Police set up a tip line and on Thursday encouraged people who had information to call.
“Anything you know – no matter how small or insignificant it might seem – could help us piece the puzzle together,” Darren Campbell of the Nova Scotia Royal Canadian Mounted Police (RCMP), said in a statement.
On Saturday night, police could not track down the gunman, 51-year-old Gabriel Wortman, and only picked up his trail the next day after he had gone on to kill more people, including a veteran Mountie, in the worst mass shooting in the country’s history.
Investigators are now analyzing 16 crime scenes and trying to plot Wortman’s movements overnight and during his flight the following morning.
One of the reasons Wortman may have slipped away is that he was driving a vehicle that looked identical to a RCMP cruiser and he was dressed in an RCMP uniform.
Police have yet to determine the gunman’s motive. On Wednesday, the RCMP faced criticism for poor communication with the public to alert them that an active gunman was on the loose.
A recording between a first responder and dispatcher showed confusion on Saturday night as to whether a suspect had been caught, the Canadian Broadcasting Corporation reported on Thursday.
And during the pursuit on Sunday morning, police officers shot at a firehouse where people who left their homes due to the gunman’s rampage had taken refuge. It is not clear why the shots were fired, according to a provincial civilian police watchdog, because the suspect was not in the area.
No one was injured in the police shooting and the incident is under investigation.
After three Mounties were killed and two were severely wounded by a gunman in Moncton, New Brunswick, in 2014, the RCMP commissioned an independent review to determine how the situation could have been better managed.

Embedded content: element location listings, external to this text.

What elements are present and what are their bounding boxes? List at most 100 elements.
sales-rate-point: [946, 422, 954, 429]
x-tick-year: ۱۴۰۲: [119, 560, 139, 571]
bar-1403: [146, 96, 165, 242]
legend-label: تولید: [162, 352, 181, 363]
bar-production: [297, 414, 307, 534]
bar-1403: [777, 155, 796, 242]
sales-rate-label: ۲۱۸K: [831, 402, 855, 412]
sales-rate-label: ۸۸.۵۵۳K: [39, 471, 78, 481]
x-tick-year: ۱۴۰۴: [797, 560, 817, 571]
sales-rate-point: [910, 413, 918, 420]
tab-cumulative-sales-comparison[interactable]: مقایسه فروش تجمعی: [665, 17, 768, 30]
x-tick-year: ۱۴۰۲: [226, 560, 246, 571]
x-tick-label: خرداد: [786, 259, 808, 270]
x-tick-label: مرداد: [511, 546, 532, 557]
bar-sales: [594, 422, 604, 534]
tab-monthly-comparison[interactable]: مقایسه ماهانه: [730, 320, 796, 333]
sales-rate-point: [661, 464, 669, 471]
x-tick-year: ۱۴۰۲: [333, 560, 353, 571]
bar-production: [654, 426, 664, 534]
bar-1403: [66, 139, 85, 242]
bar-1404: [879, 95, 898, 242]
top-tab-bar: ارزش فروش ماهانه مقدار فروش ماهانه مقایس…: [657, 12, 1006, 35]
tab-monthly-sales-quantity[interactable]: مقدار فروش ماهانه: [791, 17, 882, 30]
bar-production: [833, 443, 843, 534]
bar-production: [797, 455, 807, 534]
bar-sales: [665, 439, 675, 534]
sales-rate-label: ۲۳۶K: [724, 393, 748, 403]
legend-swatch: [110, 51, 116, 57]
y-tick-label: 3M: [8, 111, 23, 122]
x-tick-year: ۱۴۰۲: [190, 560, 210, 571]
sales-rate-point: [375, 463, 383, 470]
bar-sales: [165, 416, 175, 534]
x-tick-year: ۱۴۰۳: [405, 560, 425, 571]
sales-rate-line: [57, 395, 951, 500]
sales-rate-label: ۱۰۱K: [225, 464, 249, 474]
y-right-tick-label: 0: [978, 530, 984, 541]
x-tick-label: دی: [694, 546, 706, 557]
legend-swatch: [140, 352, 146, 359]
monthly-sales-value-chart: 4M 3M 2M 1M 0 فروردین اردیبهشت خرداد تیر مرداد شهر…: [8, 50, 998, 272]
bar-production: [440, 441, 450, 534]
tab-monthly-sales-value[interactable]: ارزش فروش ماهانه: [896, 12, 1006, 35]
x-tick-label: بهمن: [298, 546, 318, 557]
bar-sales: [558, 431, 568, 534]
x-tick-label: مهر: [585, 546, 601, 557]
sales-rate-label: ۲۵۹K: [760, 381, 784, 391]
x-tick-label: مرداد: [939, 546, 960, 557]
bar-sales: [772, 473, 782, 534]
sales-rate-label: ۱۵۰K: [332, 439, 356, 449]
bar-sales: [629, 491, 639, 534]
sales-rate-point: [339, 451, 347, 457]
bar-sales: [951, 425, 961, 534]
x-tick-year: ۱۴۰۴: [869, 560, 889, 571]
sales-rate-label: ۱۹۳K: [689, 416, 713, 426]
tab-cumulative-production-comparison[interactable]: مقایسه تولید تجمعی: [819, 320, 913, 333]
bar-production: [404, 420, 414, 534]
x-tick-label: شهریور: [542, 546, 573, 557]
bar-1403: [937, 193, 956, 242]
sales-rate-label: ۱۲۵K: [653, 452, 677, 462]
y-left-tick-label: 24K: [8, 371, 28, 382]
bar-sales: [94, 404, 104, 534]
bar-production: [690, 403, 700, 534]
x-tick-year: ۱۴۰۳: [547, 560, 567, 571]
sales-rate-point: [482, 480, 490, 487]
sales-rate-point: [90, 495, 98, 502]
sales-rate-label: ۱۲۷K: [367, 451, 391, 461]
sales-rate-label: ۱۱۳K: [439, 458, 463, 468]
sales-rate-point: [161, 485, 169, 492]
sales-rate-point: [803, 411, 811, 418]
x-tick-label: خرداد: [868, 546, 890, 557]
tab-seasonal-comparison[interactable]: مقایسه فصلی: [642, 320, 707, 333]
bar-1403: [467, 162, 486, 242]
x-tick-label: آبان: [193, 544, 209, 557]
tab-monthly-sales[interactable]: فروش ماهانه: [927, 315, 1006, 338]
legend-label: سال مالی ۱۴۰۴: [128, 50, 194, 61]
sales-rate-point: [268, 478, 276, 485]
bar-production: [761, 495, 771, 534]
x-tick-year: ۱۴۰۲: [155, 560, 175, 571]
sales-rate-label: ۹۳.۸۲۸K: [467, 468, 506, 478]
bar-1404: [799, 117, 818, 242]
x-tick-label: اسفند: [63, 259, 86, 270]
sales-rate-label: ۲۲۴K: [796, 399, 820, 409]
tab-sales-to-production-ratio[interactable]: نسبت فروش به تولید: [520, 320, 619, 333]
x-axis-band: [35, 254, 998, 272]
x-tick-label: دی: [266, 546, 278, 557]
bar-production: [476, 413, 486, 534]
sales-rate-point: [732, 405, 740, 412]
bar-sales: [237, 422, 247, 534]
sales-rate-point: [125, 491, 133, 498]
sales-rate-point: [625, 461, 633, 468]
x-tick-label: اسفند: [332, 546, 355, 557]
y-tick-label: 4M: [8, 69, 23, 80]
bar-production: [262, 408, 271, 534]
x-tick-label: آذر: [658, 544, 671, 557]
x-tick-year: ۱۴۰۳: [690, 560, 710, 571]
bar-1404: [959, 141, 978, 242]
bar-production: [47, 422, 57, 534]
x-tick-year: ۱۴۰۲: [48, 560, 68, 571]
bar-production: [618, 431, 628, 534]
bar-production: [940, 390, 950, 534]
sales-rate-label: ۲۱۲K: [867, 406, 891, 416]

The review recommended the RCMP examine how supervisors are trained to command in critical situations and to enhance training. In 2017, the RCMP said the recommendations had been implemented.
Brian Sauve, president of the National Police Federation, said there still is not enough training.
“One of the challenges in our organization has always been finding the time to do that training, because we’re so short staffed we can’t even afford to have people go on training,” Sauve said.